Today’s Scripture Reading (August 13,
2012): Numbers 20
I love the
argument over the phrase that “the wages (or the penalty) of sin is death.” I
love it because it is both a great discussion over what the meaning of the
words actually is and because sometimes it involves the lunatic fringe of
Christian culture – and I actually love the lunatic fringe. In reality, it is
the ones on the edges of culture that sometimes remind us of a truth that we
have either evaded or forgotten. Those that gather on the street corners with
their placards, the very ones who embarrass a lot of those of us who identify
with Christ actually have a purpose in our culture. The message that they speak
so bluntly is sometimes one that we need to here.
Is the end
near?

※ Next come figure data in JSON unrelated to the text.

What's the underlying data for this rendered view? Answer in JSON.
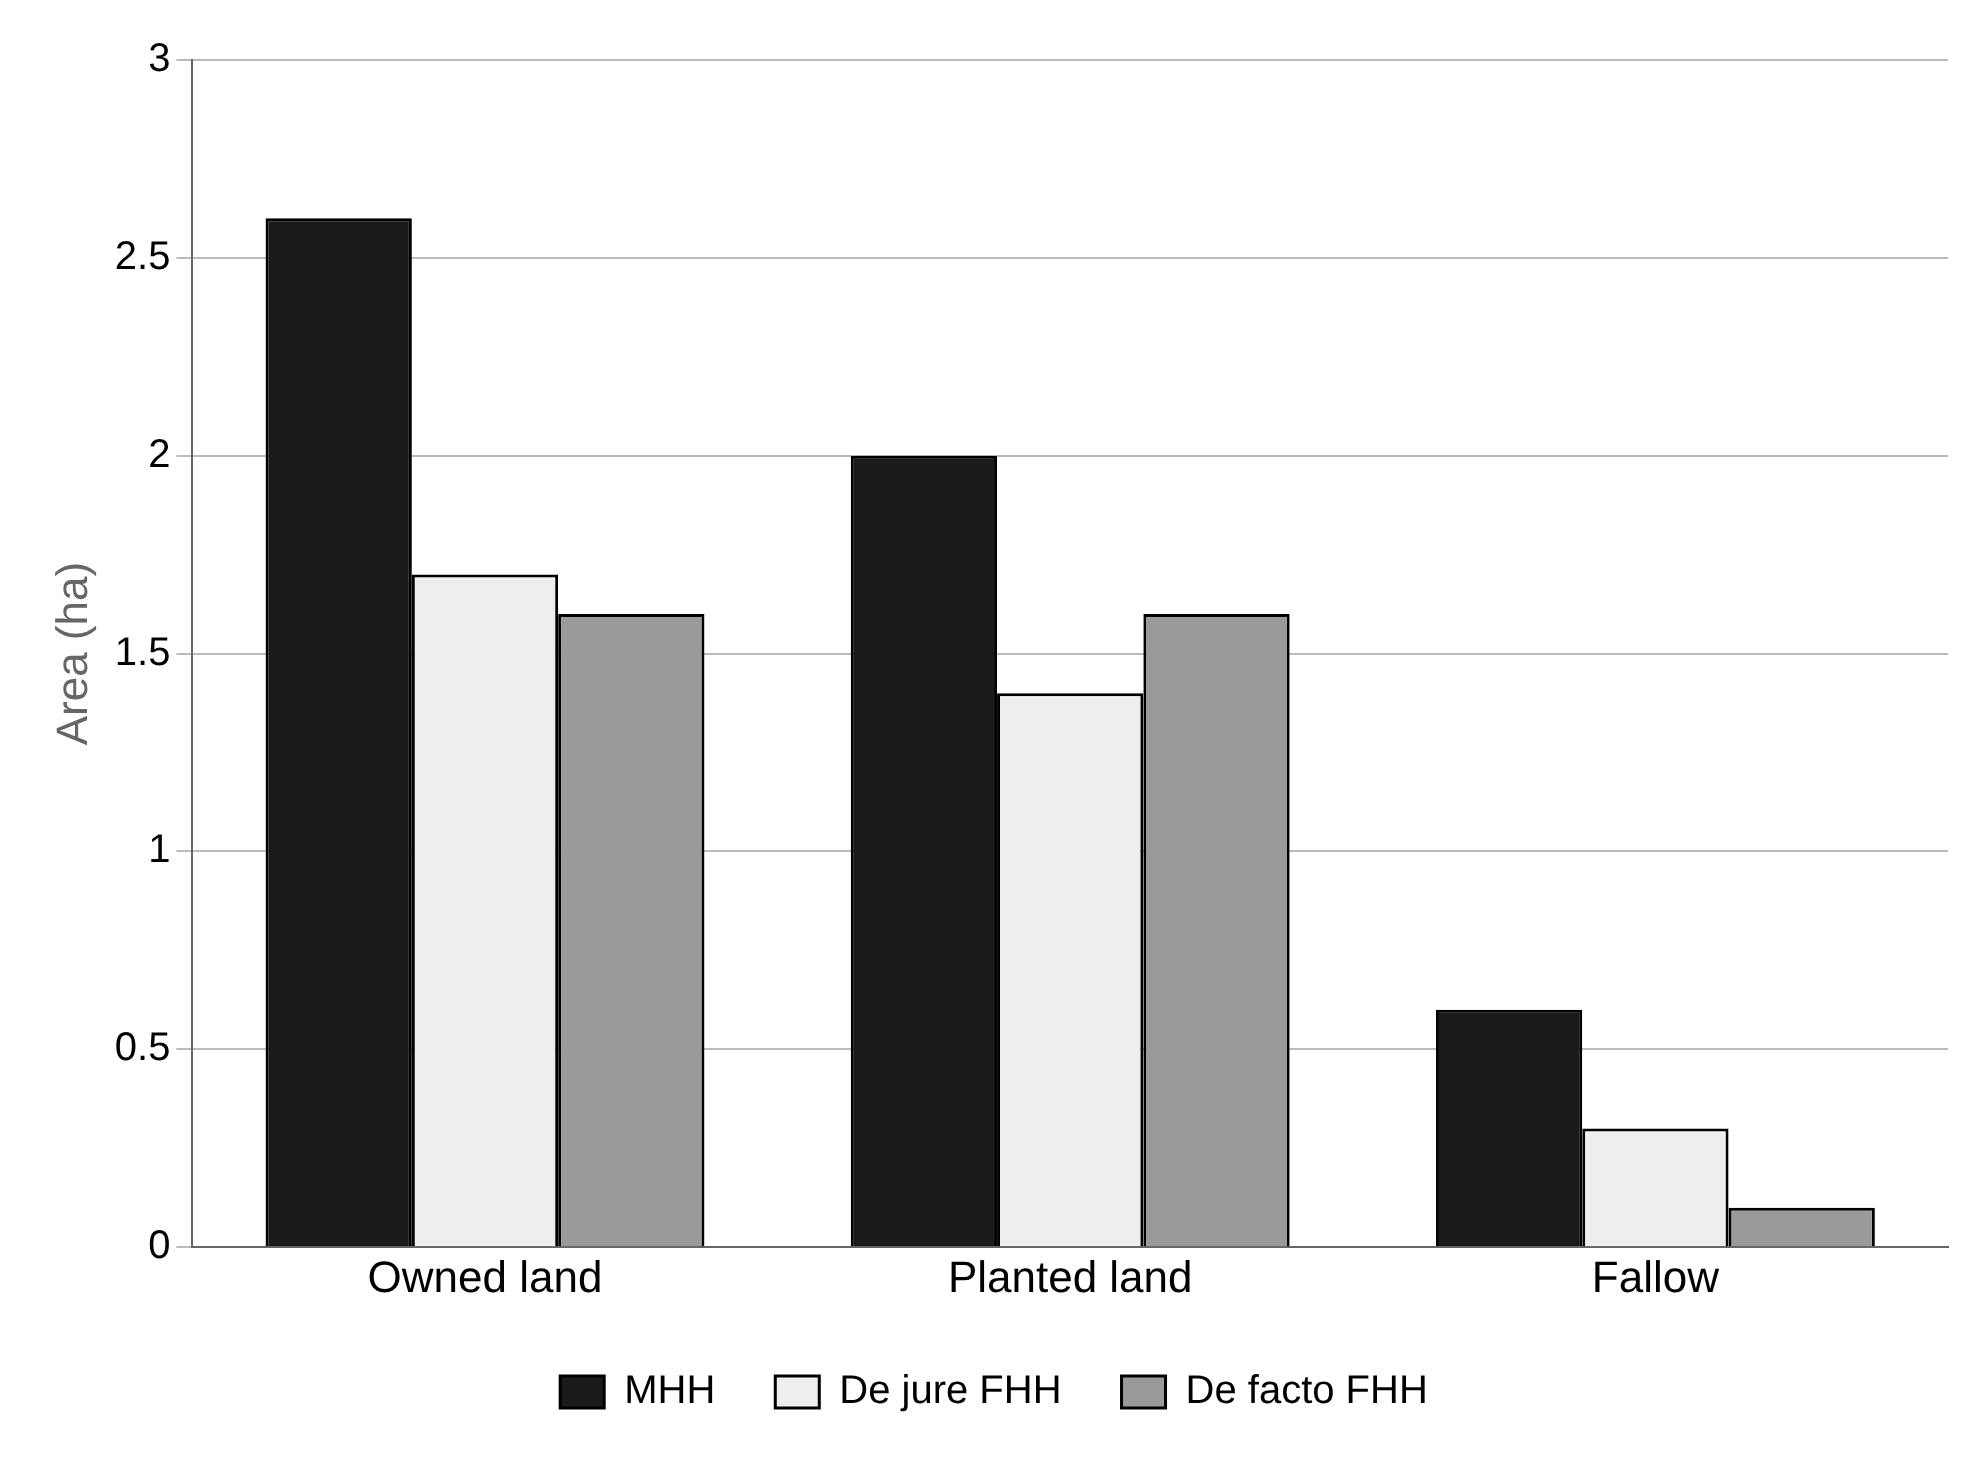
{
  "chart_data": {
    "type": "bar",
    "ylabel": "Area (ha)",
    "categories": [
      "Owned land",
      "Planted land",
      "Fallow"
    ],
    "series": [
      {
        "name": "MHH",
        "color": "#1a1a1a",
        "values": [
          2.6,
          2.0,
          0.6
        ]
      },
      {
        "name": "De jure FHH",
        "color": "#eeeeee",
        "values": [
          1.7,
          1.4,
          0.3
        ]
      },
      {
        "name": "De facto FHH",
        "color": "#9a9a9a",
        "values": [
          1.6,
          1.6,
          0.1
        ]
      }
    ],
    "ylim": [
      0,
      3
    ],
    "yticks": [
      0,
      0.5,
      1,
      1.5,
      2,
      2.5,
      3
    ],
    "grid": "y",
    "legend": "bottom"
  }
}
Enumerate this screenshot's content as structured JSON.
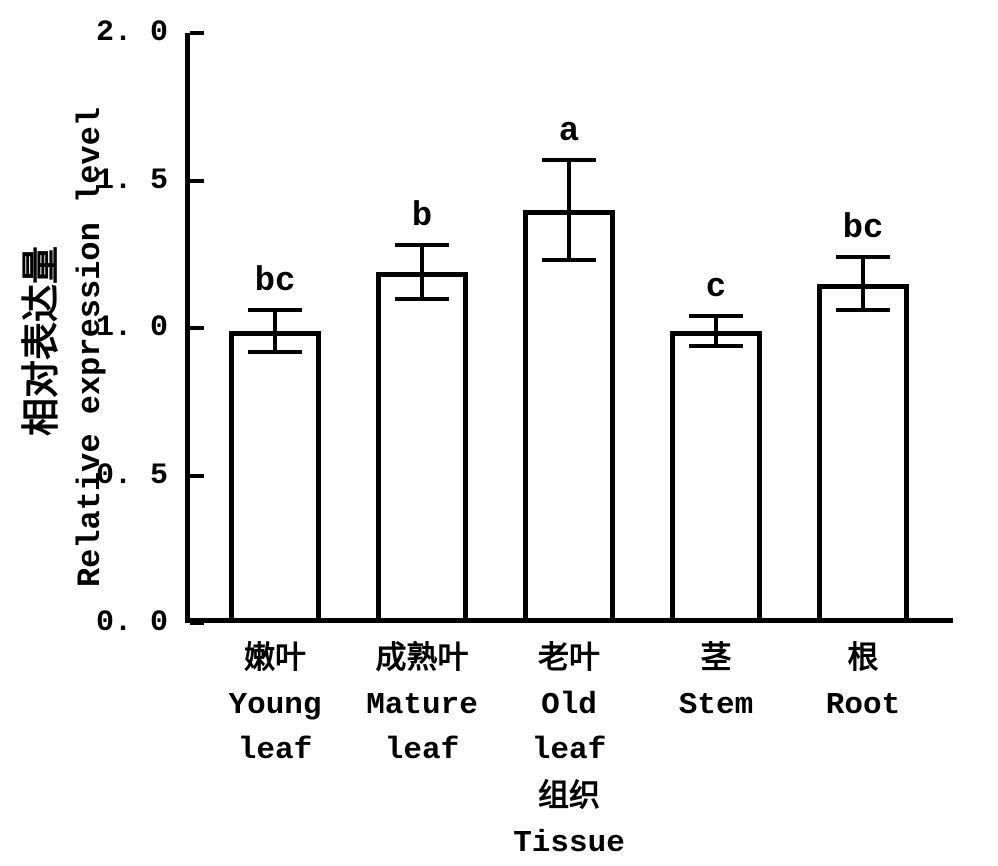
{
  "chart_data": {
    "type": "bar",
    "ylabel_zh": "相对表达量",
    "ylabel_en": "Relative expression level",
    "xlabel_zh": "组织",
    "xlabel_en": "Tissue",
    "ylim": [
      0.0,
      2.0
    ],
    "yticks": [
      0.0,
      0.5,
      1.0,
      1.5,
      2.0
    ],
    "ytick_labels": [
      "0. 0",
      "0. 5",
      "1. 0",
      "1. 5",
      "2. 0"
    ],
    "categories": [
      [
        "嫩叶",
        "Young",
        "leaf"
      ],
      [
        "成熟叶",
        "Mature",
        "leaf"
      ],
      [
        "老叶",
        "Old",
        "leaf"
      ],
      [
        "茎",
        "Stem"
      ],
      [
        "根",
        "Root"
      ]
    ],
    "values": [
      0.99,
      1.19,
      1.4,
      0.99,
      1.15
    ],
    "errors": [
      0.07,
      0.09,
      0.17,
      0.05,
      0.09
    ],
    "sig_letters": [
      "bc",
      "b",
      "a",
      "c",
      "bc"
    ],
    "grid": false,
    "legend": "none",
    "colors": {
      "bar_fill": "#ffffff",
      "bar_border": "#000000",
      "axis": "#000000",
      "text": "#000000",
      "background": "#ffffff"
    }
  }
}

Of course it is. Although cosmologically speaking the definition of near
might be a little different from what many of us believe that the word should
mean. All of our philosophies and all of our scientific knowledge agree that
everything that we see is ultimately temporary – none of it is going to last
forever. At some point our sun will go supernova – at some point the universe
will collapse back in on itself. And all of this as far as the human race is
concerned is only a concern if we do not poison our own world first. The end is
coming. And it is near – or far - depending on your point of view.
And the
wages of sin is death. We make the comment, but then we explain it a way. The
wages of sin is death – and maybe by that we mean spiritual death or a death of
the soul. Maybe it is the death of our dreams (I cannot imagine a scarier type
of death.) But we write off the possibility that it might just mean physical death,
because we all sin and yet we seem to be still alive. If the wages of sin is
physical death, then we all should have already died (and as Scrooge would say –
have decreased the surplus population.)
But ...
sometimes the “wages of sin is death” means exactly what all those placards say
it means – physical death. God asked for Aaron’s life, and the outstanding
reason was sin. Because of sin Aaron died. It is not always that way, but
sometimes it is. And there is no way to get away from that “sometimes.”